The biggest difference was the transplantation of male kidneys into female recipients, where the chances of failure in the first year were 11% higher than average, and 8% more likely overall.

Still successful

They said that one advantage of "same-sex" transplants was that men would probably benefit from the higher concentrations of "nephrons" - the basic structural unit of the kidney - found in kidneys from men.

Women would profit from the lower risk of rejection on receiving a female donor kidney.

Dr Connie Davis, from the University of Washington in Seattle, said that the effect on the female immune system of male-specific molecules in donor tissue "could no longer be ignored".

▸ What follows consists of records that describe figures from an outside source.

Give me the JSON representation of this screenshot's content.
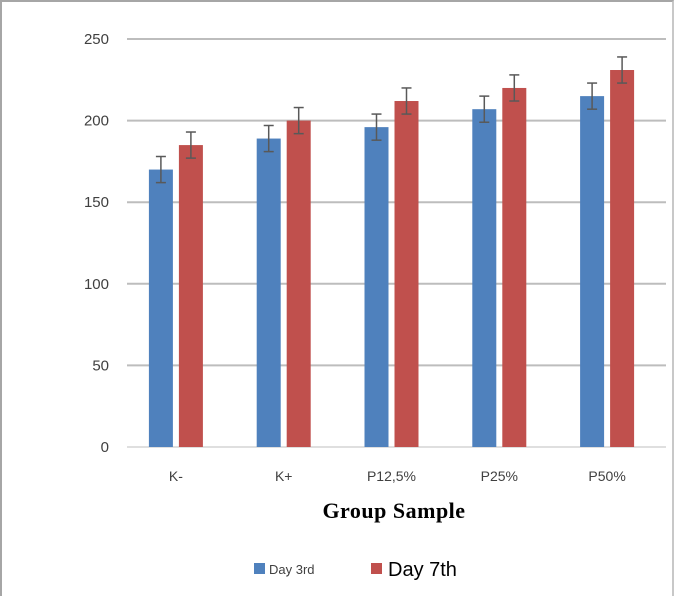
{
  "chart_data": {
    "type": "bar",
    "categories": [
      "K-",
      "K+",
      "P12,5%",
      "P25%",
      "P50%"
    ],
    "series": [
      {
        "name": "Day 3rd",
        "color": "#4f81bd",
        "values": [
          170,
          189,
          196,
          207,
          215
        ],
        "errors": [
          8,
          8,
          8,
          8,
          8
        ]
      },
      {
        "name": "Day 7th",
        "color": "#c0504d",
        "values": [
          185,
          200,
          212,
          220,
          231
        ],
        "errors": [
          8,
          8,
          8,
          8,
          8
        ]
      }
    ],
    "title": "",
    "xlabel": "Group Sample",
    "ylabel": "",
    "ylim": [
      0,
      250
    ],
    "yticks": [
      0,
      50,
      100,
      150,
      200,
      250
    ],
    "grid": true,
    "legend_position": "bottom"
  }
}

She said that the current success rates for donor organ transplantation - and the shortage of suitable organs, meant that policies should not change yet.

"The science is still too premature to suggest that allocation schemes from dead donors or selection of living donors for transplantation take notice of this effect."

However, a spokesman for UK Transplant said that its own study had found no differences between rejection rates between genders.

He said: "No statistical evidence was found to suggest any of the sex-related factors significantly affected post-transplant graft survival.

"Therefore, donor to recipient sex matching is not something that is considered in the kidney allocation scheme."